Golongan Ilhamiyyah: Mereka ini mementingkan ilham. Tidak mau menuntut ilmu dan tidak mau belajar. Mereka menggunakan puisi karangan mereka sebagai ganti Alquran. Mereka membuang Alquran dan meninggalkan ibadah salat, dan lain-lain. Mereka mengajarkan anak-anak mereka berpuisi sebagai ganti alquran. Maka sesatlah mereka.(Sirr al-Asrrar fi maa yahtaj ilayh al-abraar)
SYAIKH ABDUL QADIR JAILANI DAN ILMU METAFISIK?
Ada pertanyaan yang ditanyakan pada pengasuh majalah Ghaib (sekarang Al-Iman Bil Ghaib)mengenai hubungan Syaikh Abdul Qadir Jailani dan Ilmu Metafisik.
Pertanyaannya adalah:
Sewaktu saya ingin mempelajri ilmu kebal, saya diantarkan oleh teman ke salah satu tempat untuk menggembleng diri, oleh pengasuhnya, saya disuruh puasa 7 putih hari, lalu baca wirid tertentu yang diawali dengan mengirim al-Fatihah ke Rasulullah Syekh Qadir al-Jailani dan anaknya yang bernama Muhammad yang katanya kuburannya ada di Tasikmalaya. Setelah ritual itu saya jalani, pada malam terakhir saya tidak boleh tidur. Dan malam itu dilakukan atraksi, dengan membacokkan pedang ke tubuh saya dan teman-teman lainnya. Dan menakjubkan, badan saya kebal. Kata pengasuh, itulah karamah Syekh Abdul Qadir. Tapi anehnya, setiap saya shalat atau baca al-Qur’an, bagian tubuh yang kebal bacokan itu terasa panas, panas sekali,” begitulah ceritua seorang putri ke majalah Ghoib sebelum minta dituerapi ruqyah.
Ada yang menjadikan Syekh Abdul Qadir al-Jailani sebagai mediator untuk memohon kepada Allah (berdo’a). Dan bukan Cuma itu, mereka secara jelas malah memohon kepada Syekh Abdul Qadir itu sendiri dalam do’anya. “Adapun amalan yang saya lakukan adalah dengan mengirim al-Fatihah terlebih dahulu kepadanya,”ila hadratis Syekh Abdul Qadiral Jailani, al-Fatihah…”. Lalu baca ayat Kursi dan Alma nasyar, diikuti bacaan : “Ya Allah sampaikanlah pahala bacaan surat a-Fatihah,ayat Kursi dan Alam nasyrah kepada Syekh Abdul Qadir al-Jailani. Lalu dilanjutkan dengan berod’a seraya melangkah ke arah Barat 11 langkah dan memohon “Wahai Syekh Abdul Qadir al-Jailani ! Tolonglah aku”. Lalu berdo’a sesuai dengan keperluannya”, begitulah ceritua seorang kakek saat datang ke majalah Ghoib berkonsultasi tentang amalan yang dilakukannya selama ini.

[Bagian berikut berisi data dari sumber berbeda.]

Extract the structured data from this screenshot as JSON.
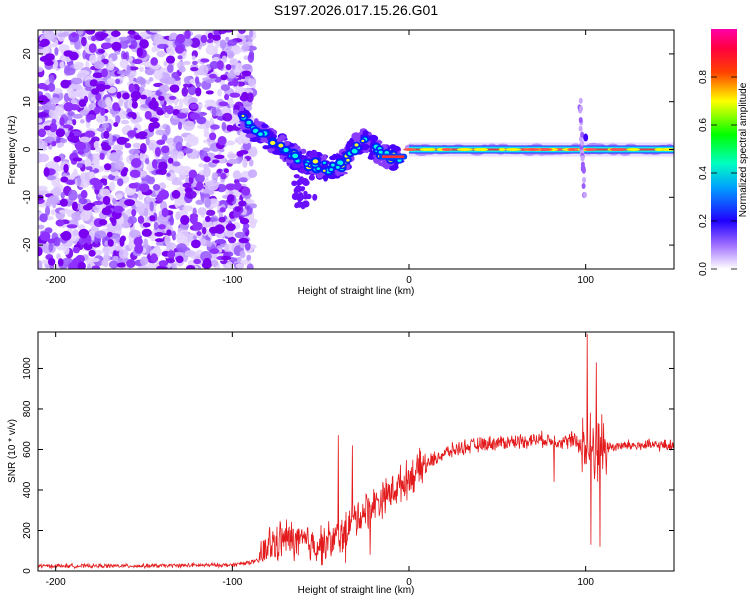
{
  "title": "S197.2026.017.15.26.G01",
  "chart_data": [
    {
      "type": "heatmap",
      "name": "spectrogram",
      "xlabel": "Height of straight line (km)",
      "ylabel": "Frequency (Hz)",
      "xlim": [
        -210,
        150
      ],
      "ylim": [
        -25,
        25
      ],
      "xticks": [
        -200,
        -100,
        0,
        100
      ],
      "yticks": [
        20,
        10,
        0,
        -10,
        -20
      ],
      "colorbar": {
        "label": "Normalized spectral amplitude",
        "range": [
          0,
          1
        ],
        "ticks": [
          0.0,
          0.2,
          0.4,
          0.6,
          0.8
        ],
        "colors": [
          "#ffffff",
          "#7b00ff",
          "#0000ff",
          "#00ffff",
          "#00ff00",
          "#ffff00",
          "#ff0000",
          "#ff00aa"
        ]
      },
      "features": {
        "noise_region_x": [
          -210,
          -92
        ],
        "scatter_segment": [
          [
            -95,
            7
          ],
          [
            -88,
            4
          ],
          [
            -80,
            2.5
          ],
          [
            -72,
            0.5
          ],
          [
            -65,
            -1.5
          ],
          [
            -55,
            -3
          ],
          [
            -45,
            -4
          ],
          [
            -38,
            -3
          ],
          [
            -32,
            0
          ],
          [
            -26,
            2
          ],
          [
            -20,
            0
          ],
          [
            -12,
            -1.5
          ],
          [
            -5,
            -1.5
          ]
        ],
        "carrier_line": {
          "x": [
            0,
            150
          ],
          "freq": 0
        },
        "spur_x": 100
      }
    },
    {
      "type": "line",
      "name": "snr",
      "xlabel": "Height of straight line (km)",
      "ylabel": "SNR (10 * v/v)",
      "xlim": [
        -210,
        150
      ],
      "ylim": [
        0,
        1180
      ],
      "xticks": [
        -200,
        -100,
        0,
        100
      ],
      "yticks": [
        0,
        200,
        400,
        600,
        800,
        1000
      ],
      "color": "#e31a1c",
      "trend": [
        [
          -210,
          25
        ],
        [
          -150,
          25
        ],
        [
          -100,
          30
        ],
        [
          -85,
          50
        ],
        [
          -80,
          120
        ],
        [
          -70,
          160
        ],
        [
          -60,
          140
        ],
        [
          -50,
          130
        ],
        [
          -40,
          160
        ],
        [
          -30,
          260
        ],
        [
          -20,
          330
        ],
        [
          -10,
          390
        ],
        [
          0,
          460
        ],
        [
          10,
          530
        ],
        [
          20,
          580
        ],
        [
          30,
          610
        ],
        [
          45,
          630
        ],
        [
          60,
          640
        ],
        [
          75,
          650
        ],
        [
          85,
          640
        ],
        [
          95,
          640
        ],
        [
          100,
          600
        ],
        [
          110,
          610
        ],
        [
          125,
          620
        ],
        [
          150,
          620
        ]
      ],
      "spikes": [
        [
          -40,
          670
        ],
        [
          -36,
          40
        ],
        [
          -32,
          620
        ],
        [
          -22,
          80
        ],
        [
          82,
          440
        ],
        [
          101,
          1170
        ],
        [
          103,
          130
        ],
        [
          106,
          1030
        ],
        [
          108,
          120
        ]
      ]
    }
  ]
}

“Ustadz, saya selalu dipesan oleh guru saya utnuk berwassul dalam do’a yang saya baca kapan saja. Tawassul kepada Syekh Abdul Qadir al-Jailani. Karena ia adalah waliyulullah yang posisinya sangat dekat kepada Allah kita manusia yang kotor dan banyak dosa, dengan bertawassul kepada orang shalih walaupun sudah meninggal, maka do’a kita akan cepat dikabulan oleh Allah. “Begitulah ceritua seorang ibu saat bertanya kepada Majalah Ghaib dalam suatu forum kejian Islam.
Dan masih banyak lagi amalan atau ritual yang mencatut nama besar Syekh Abdul Qadir al-Jailani. Tapi benarkah amalan tersebut berasal dari Syekh qadir al-Jailani sendiri ? Atau ia mengajarkan amalan tersebut kepada murid-muridnya ? Atau itu pekerjaan orang yang tidak bertanggung jawab untuk mengotori dan menodai nama besar ia ?
Marilah kita simak pertanyaan Syekh Abdul Qadir sendiri dalam kitab yang telah ia tulis.
1. Syekh Abdul Qadir Memerangi Fenomena Kesyirikan
“Berbuatlah ikhlas, janganlah kalian berbuat syirik. Esakanlah Allah, dan jangan kalian menyelinap dari pintu-Nya. Mintalah pertolongan kepada Allah dan jangan meminta pertolongan kepada selain-Nya. Bertakwallah kepada Allah dan jangan bertawakal kepada selain-Nya.” (al-Fathur Rabbani : 151)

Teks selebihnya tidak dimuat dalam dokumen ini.